Alcohol and hard drugs led Cammack down a dark path. He says was using “intravenous drugs” daily. Eventually, Cammack says, he lost everything and ended up in the Pima County Jail.
“I remember feeling really sorry for myself, as you do when you’re locked up, walking around in circles doing ‘Hamlet’ monologues,” he recalled. “I was sure that I would never get back [to acting].”
Cammack got sober in 2019 and got back onstage last year.
On a whim, he auditioned and landed a role in an ATC production of The Glass Menagerie. He went on to star in the ATC holiday show Scrooge! The second act of his career started to take off.
“It affirmed that no matter how far down the scales I had gone, it was possible to come back,” he said.
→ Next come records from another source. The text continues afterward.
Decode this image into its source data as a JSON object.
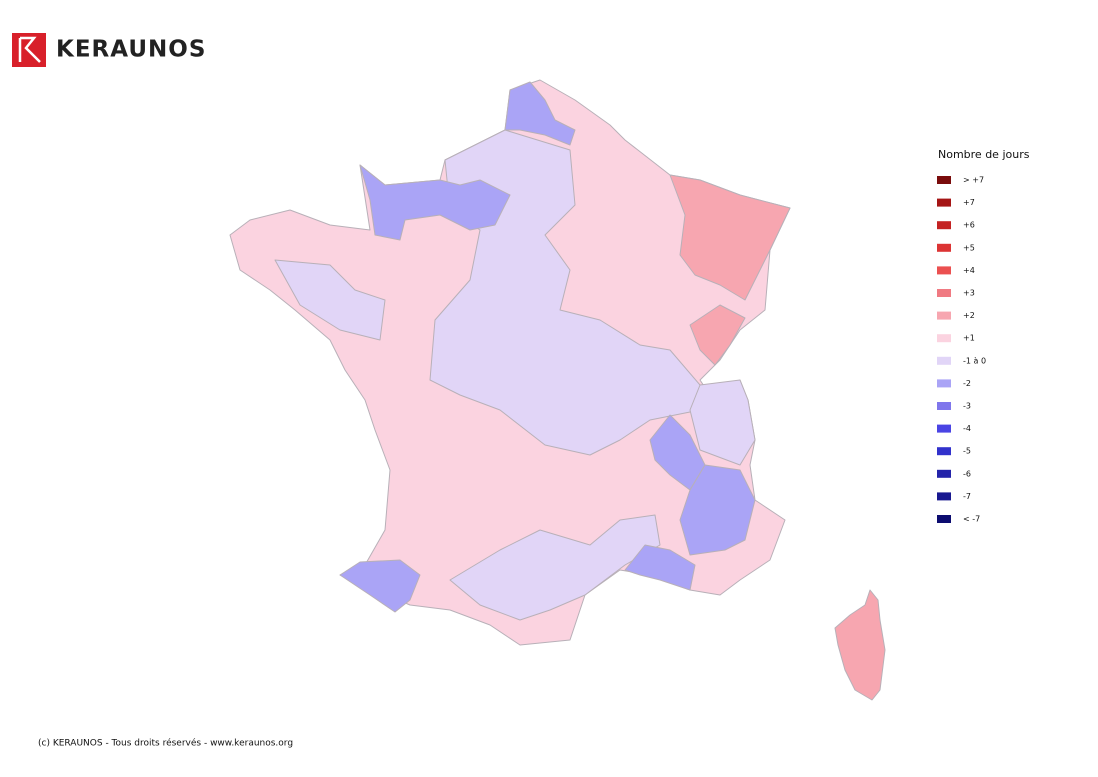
{
  "brand": "KERAUNOS",
  "legend": {
    "title": "Nombre de jours",
    "items": [
      {
        "label": "> +7",
        "color": "#7a0c0c"
      },
      {
        "label": "+7",
        "color": "#a51515"
      },
      {
        "label": "+6",
        "color": "#c42222"
      },
      {
        "label": "+5",
        "color": "#dc3434"
      },
      {
        "label": "+4",
        "color": "#eb5050"
      },
      {
        "label": "+3",
        "color": "#f07a82"
      },
      {
        "label": "+2",
        "color": "#f7a6b0"
      },
      {
        "label": "+1",
        "color": "#fbd3e0"
      },
      {
        "label": "-1 à 0",
        "color": "#e1d5f7"
      },
      {
        "label": "-2",
        "color": "#aaa4f6"
      },
      {
        "label": "-3",
        "color": "#7f76ec"
      },
      {
        "label": "-4",
        "color": "#4a44e4"
      },
      {
        "label": "-5",
        "color": "#3232cc"
      },
      {
        "label": "-6",
        "color": "#2424aa"
      },
      {
        "label": "-7",
        "color": "#181890"
      },
      {
        "label": "< -7",
        "color": "#0c0c70"
      }
    ]
  },
  "footer": "(c) KERAUNOS - Tous droits réservés - www.keraunos.org"
}
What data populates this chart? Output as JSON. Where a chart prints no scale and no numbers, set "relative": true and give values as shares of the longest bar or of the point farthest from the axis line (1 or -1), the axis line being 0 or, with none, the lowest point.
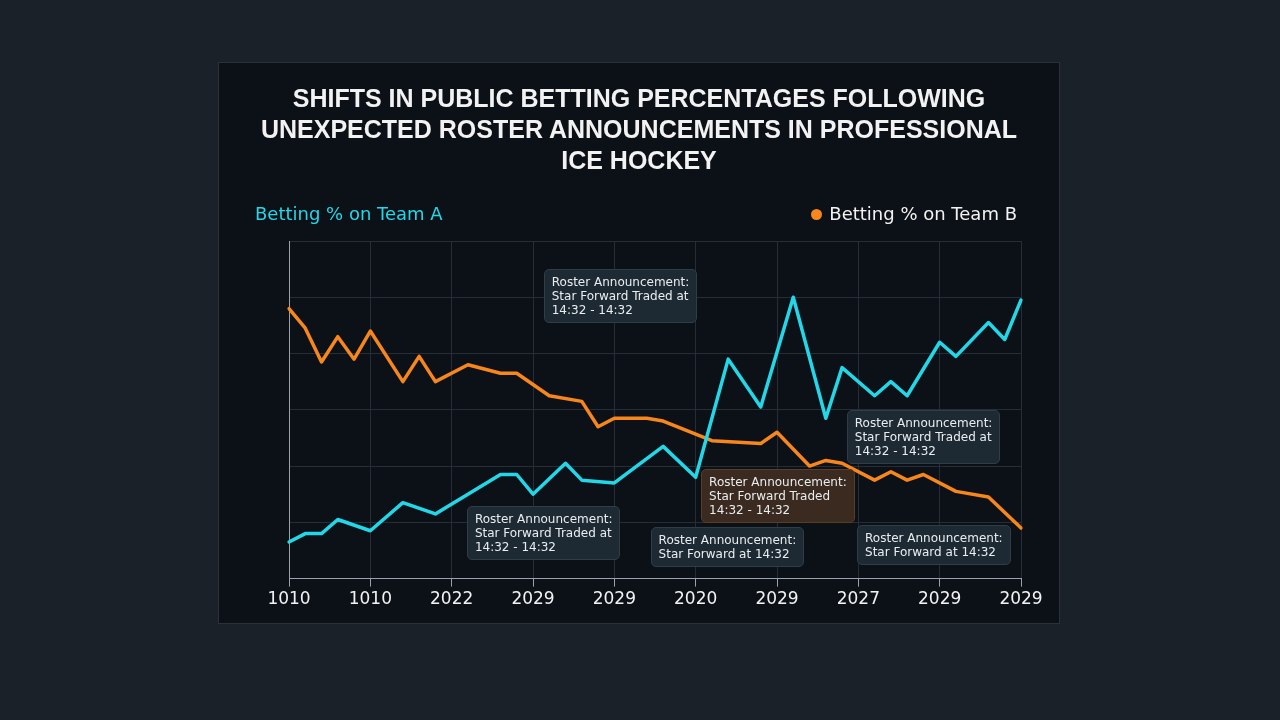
{
  "chart_data": {
    "type": "line",
    "title": "SHIFTS IN PUBLIC BETTING PERCENTAGES FOLLOWING UNEXPECTED ROSTER ANNOUNCEMENTS IN PROFESSIONAL ICE HOCKEY",
    "categories": [
      "1010",
      null,
      null,
      null,
      null,
      "1010",
      null,
      null,
      null,
      null,
      "2022",
      null,
      null,
      null,
      null,
      "2029",
      null,
      null,
      null,
      null,
      "2029",
      null,
      null,
      null,
      null,
      "2020",
      null,
      null,
      null,
      null,
      "2029",
      null,
      null,
      null,
      null,
      "2027",
      null,
      null,
      null,
      null,
      "2029",
      null,
      null,
      null,
      null,
      "2029"
    ],
    "relative": true,
    "grid": true,
    "legend": "top",
    "series": [
      {
        "name": "Betting % on Team A",
        "color": "#22d8e8",
        "values": [
          0.13,
          0.16,
          0.16,
          0.21,
          null,
          0.17,
          null,
          0.27,
          null,
          0.23,
          null,
          0.3,
          null,
          0.37,
          0.37,
          0.3,
          null,
          0.41,
          0.35,
          null,
          0.34,
          null,
          null,
          0.47,
          null,
          0.36,
          null,
          0.78,
          null,
          0.61,
          null,
          1,
          null,
          0.57,
          0.75,
          null,
          0.65,
          0.7,
          0.65,
          null,
          0.84,
          0.79,
          null,
          0.91,
          0.85,
          0.99
        ]
      },
      {
        "name": "Betting % on Team B",
        "color": "#f7861c",
        "values": [
          0.96,
          0.89,
          0.77,
          0.86,
          0.78,
          0.88,
          null,
          0.7,
          0.79,
          0.7,
          null,
          0.76,
          null,
          0.73,
          0.73,
          null,
          0.65,
          null,
          0.63,
          0.54,
          0.57,
          null,
          0.57,
          0.56,
          null,
          null,
          0.49,
          null,
          null,
          0.48,
          0.52,
          null,
          0.4,
          0.42,
          0.41,
          null,
          0.35,
          0.38,
          0.35,
          0.37,
          null,
          0.31,
          null,
          0.29,
          null,
          0.18
        ]
      }
    ],
    "annotations": [
      "Roster Announcement:\nStar Forward Traded at\n14:32 - 14:32",
      "Roster Announcement:\nStar Forward Traded at\n14:32 - 14:32",
      "Roster Announcement:\nStar Forward Traded\n14:32 - 14:32",
      "Roster Announcement:\nStar Forward at 14:32",
      "Roster Announcement:\nStar Forward Traded at\n14:32 - 14:32",
      "Roster Announcement:\nStar Forward at 14:32"
    ]
  }
}
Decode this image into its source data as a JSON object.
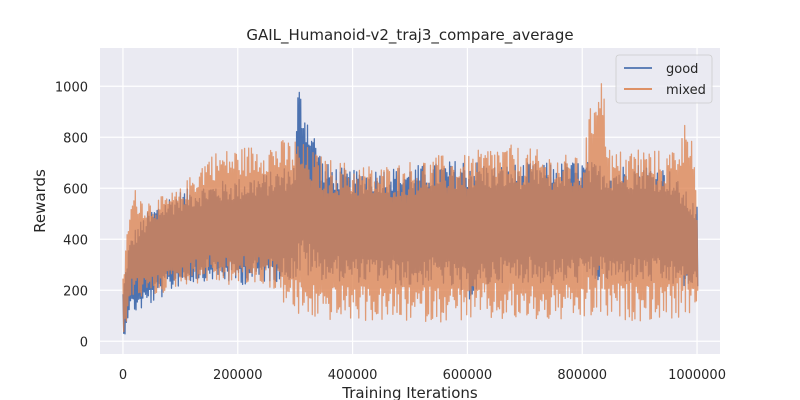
{
  "chart_data": {
    "type": "line",
    "title": "GAIL_Humanoid-v2_traj3_compare_average",
    "xlabel": "Training Iterations",
    "ylabel": "Rewards",
    "xlim": [
      -40000,
      1040000
    ],
    "ylim": [
      -50,
      1150
    ],
    "x_ticks": [
      0,
      200000,
      400000,
      600000,
      800000,
      1000000
    ],
    "x_tick_labels": [
      "0",
      "200000",
      "400000",
      "600000",
      "800000",
      "1000000"
    ],
    "y_ticks": [
      0,
      200,
      400,
      600,
      800,
      1000
    ],
    "y_tick_labels": [
      "0",
      "200",
      "400",
      "600",
      "800",
      "1000"
    ],
    "grid": true,
    "legend_position": "top-right",
    "series": [
      {
        "name": "good",
        "color": "#4c72b0",
        "x": [
          0,
          10000,
          20000,
          40000,
          60000,
          80000,
          100000,
          150000,
          200000,
          250000,
          300000,
          305000,
          350000,
          400000,
          450000,
          500000,
          550000,
          600000,
          650000,
          700000,
          750000,
          800000,
          850000,
          900000,
          950000,
          1000000
        ],
        "upper": [
          200,
          380,
          440,
          500,
          540,
          570,
          590,
          620,
          640,
          660,
          700,
          1020,
          700,
          670,
          680,
          690,
          700,
          720,
          690,
          700,
          700,
          710,
          690,
          700,
          680,
          530
        ],
        "lower": [
          0,
          120,
          110,
          130,
          160,
          190,
          220,
          240,
          220,
          230,
          240,
          250,
          240,
          230,
          230,
          210,
          230,
          160,
          230,
          230,
          220,
          230,
          230,
          230,
          220,
          200
        ]
      },
      {
        "name": "mixed",
        "color": "#dd8452",
        "x": [
          0,
          10000,
          20000,
          40000,
          60000,
          80000,
          100000,
          150000,
          200000,
          250000,
          300000,
          350000,
          400000,
          450000,
          500000,
          550000,
          600000,
          650000,
          700000,
          750000,
          800000,
          830000,
          850000,
          900000,
          950000,
          990000,
          1000000
        ],
        "upper": [
          250,
          500,
          600,
          560,
          560,
          580,
          600,
          740,
          760,
          780,
          800,
          720,
          700,
          690,
          710,
          730,
          730,
          780,
          760,
          740,
          720,
          1130,
          740,
          770,
          740,
          910,
          540
        ],
        "lower": [
          0,
          160,
          170,
          170,
          180,
          200,
          220,
          230,
          210,
          220,
          90,
          80,
          80,
          75,
          75,
          75,
          80,
          75,
          75,
          75,
          80,
          80,
          80,
          80,
          85,
          90,
          170
        ]
      }
    ]
  }
}
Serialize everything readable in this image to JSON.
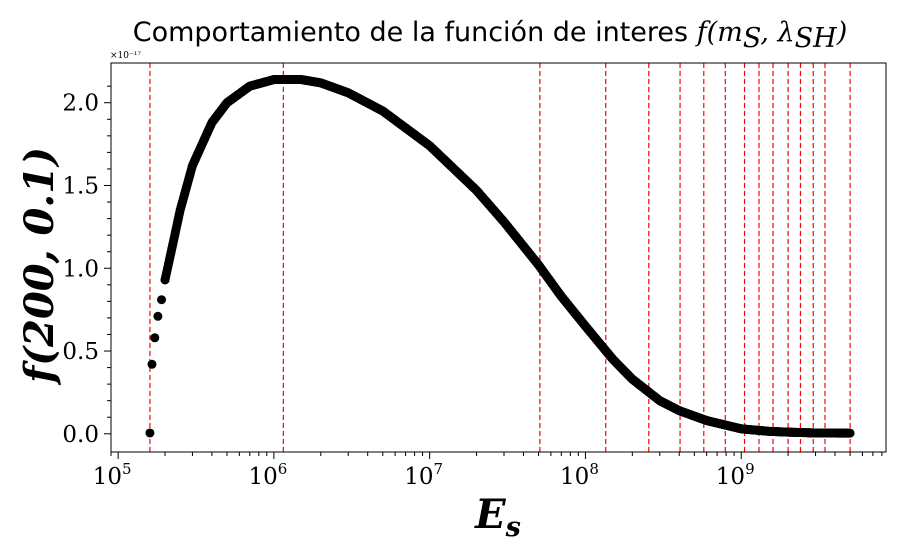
{
  "chart_data": {
    "type": "scatter",
    "title": "Comportamiento de la función de interes f(m_S, λ_SH)",
    "title_text": "Comportamiento de la función de interes ",
    "title_math": "f(m",
    "title_math_sub1": "S",
    "title_math_mid": ", λ",
    "title_math_sub2": "SH",
    "title_math_end": ")",
    "xlabel": "E",
    "xlabel_sub": "s",
    "ylabel": "f(200, 0.1)",
    "x_scale": "log",
    "xlim": [
      90000,
      8500000000
    ],
    "ylim": [
      -0.11,
      2.24
    ],
    "y_multiplier": "×10⁻¹⁷",
    "x_ticks": [
      {
        "value": 100000,
        "base": "10",
        "exp": "5"
      },
      {
        "value": 1000000,
        "base": "10",
        "exp": "6"
      },
      {
        "value": 10000000,
        "base": "10",
        "exp": "7"
      },
      {
        "value": 100000000,
        "base": "10",
        "exp": "8"
      },
      {
        "value": 1000000000,
        "base": "10",
        "exp": "9"
      }
    ],
    "y_ticks": [
      {
        "value": 0.0,
        "label": "0.0"
      },
      {
        "value": 0.5,
        "label": "0.5"
      },
      {
        "value": 1.0,
        "label": "1.0"
      },
      {
        "value": 1.5,
        "label": "1.5"
      },
      {
        "value": 2.0,
        "label": "2.0"
      }
    ],
    "curve_points": [
      {
        "x": 160000,
        "y": 0.005
      },
      {
        "x": 165000,
        "y": 0.42
      },
      {
        "x": 172000,
        "y": 0.58
      },
      {
        "x": 180000,
        "y": 0.71
      },
      {
        "x": 190000,
        "y": 0.81
      },
      {
        "x": 200000,
        "y": 0.93
      },
      {
        "x": 225000,
        "y": 1.15
      },
      {
        "x": 250000,
        "y": 1.35
      },
      {
        "x": 300000,
        "y": 1.62
      },
      {
        "x": 400000,
        "y": 1.88
      },
      {
        "x": 500000,
        "y": 2.0
      },
      {
        "x": 700000,
        "y": 2.1
      },
      {
        "x": 1000000,
        "y": 2.14
      },
      {
        "x": 1500000,
        "y": 2.14
      },
      {
        "x": 2000000,
        "y": 2.12
      },
      {
        "x": 3000000,
        "y": 2.06
      },
      {
        "x": 5000000,
        "y": 1.95
      },
      {
        "x": 10000000,
        "y": 1.74
      },
      {
        "x": 20000000,
        "y": 1.47
      },
      {
        "x": 30000000,
        "y": 1.28
      },
      {
        "x": 50000000,
        "y": 1.02
      },
      {
        "x": 70000000,
        "y": 0.83
      },
      {
        "x": 100000000,
        "y": 0.65
      },
      {
        "x": 150000000,
        "y": 0.45
      },
      {
        "x": 200000000,
        "y": 0.33
      },
      {
        "x": 300000000,
        "y": 0.2
      },
      {
        "x": 400000000,
        "y": 0.14
      },
      {
        "x": 600000000,
        "y": 0.08
      },
      {
        "x": 1000000000,
        "y": 0.03
      },
      {
        "x": 1500000000,
        "y": 0.015
      },
      {
        "x": 2000000000,
        "y": 0.01
      },
      {
        "x": 3000000000,
        "y": 0.005
      },
      {
        "x": 5000000000,
        "y": 0.004
      }
    ],
    "vertical_lines": [
      160000,
      1150000,
      51000000,
      135000000,
      255000000,
      405000000,
      575000000,
      790000000,
      1050000000,
      1300000000,
      1600000000,
      2000000000,
      2400000000,
      2900000000,
      3450000000,
      5000000000
    ],
    "colors": {
      "points": "#000000",
      "vlines": "#ff0000",
      "axes": "#000000"
    }
  }
}
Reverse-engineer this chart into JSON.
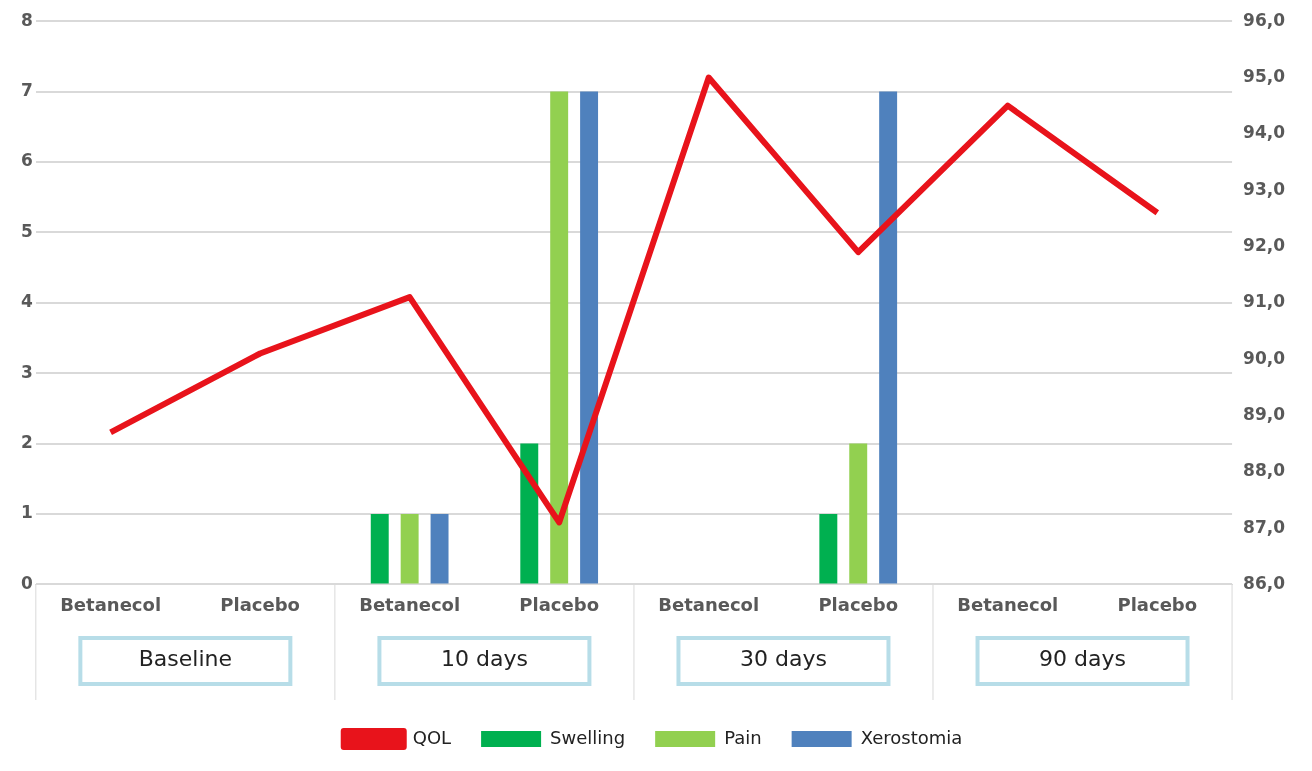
{
  "chart_data": {
    "type": "bar",
    "categories": [
      "Betanecol",
      "Placebo",
      "Betanecol",
      "Placebo",
      "Betanecol",
      "Placebo",
      "Betanecol",
      "Placebo"
    ],
    "series": [
      {
        "name": "Swelling",
        "color": "#00b050",
        "values": [
          0,
          0,
          1,
          2,
          0,
          1,
          0,
          0
        ]
      },
      {
        "name": "Pain",
        "color": "#92d050",
        "values": [
          0,
          0,
          1,
          7,
          0,
          2,
          0,
          0
        ]
      },
      {
        "name": "Xerostomia",
        "color": "#4f81bd",
        "values": [
          0,
          0,
          1,
          7,
          0,
          7,
          0,
          0
        ]
      },
      {
        "name": "QOL",
        "type": "line",
        "axis": "y2",
        "color": "#e8131b",
        "values": [
          88.7,
          90.1,
          91.1,
          87.1,
          95.0,
          91.9,
          94.5,
          92.6
        ]
      }
    ],
    "annotations": [
      "Baseline",
      "10 days",
      "30 days",
      "90 days"
    ],
    "ylim": [
      0,
      8
    ],
    "yticks": [
      0,
      1,
      2,
      3,
      4,
      5,
      6,
      7,
      8
    ],
    "y2lim": [
      86,
      96
    ],
    "y2ticks": [
      {
        "value": 86,
        "label": "86,0"
      },
      {
        "value": 87,
        "label": "87,0"
      },
      {
        "value": 88,
        "label": "88,0"
      },
      {
        "value": 89,
        "label": "89,0"
      },
      {
        "value": 90,
        "label": "90,0"
      },
      {
        "value": 91,
        "label": "91,0"
      },
      {
        "value": 92,
        "label": "92,0"
      },
      {
        "value": 93,
        "label": "93,0"
      },
      {
        "value": 94,
        "label": "94,0"
      },
      {
        "value": 95,
        "label": "95,0"
      },
      {
        "value": 96,
        "label": "96,0"
      }
    ],
    "grid": "y",
    "legend": "bottom",
    "marker": "none",
    "line_style": "solid"
  }
}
ATC Artistic Director Matt August chose Cammack for the Resident Artist role because of his work ethic, talent and theatre knowledge, while also having room to grow.
“Very committed, passionate, dedicated theatre artist… Who had talent that was pouring out of his ears,” he said.
Cammack is now a ‘leading man,’ on the playbill and in the community.
“The local talent pool here is terrific,” said August. “I think it’s important for audiences to see one of their own and see some continuity and see them grow and stretch and see them in new lights and new roles.”
“Acting is not the most lucrative or stable profession,” Cammack added. “And I have been so fortunate that I get to do this, and only this.”
The first production for Cammack and ATC this season will be Dial M For Murder which opens at the Temple of Music and Art in downtown Tucson on Sep. 22nd, which happens to be Cammack’s birthday.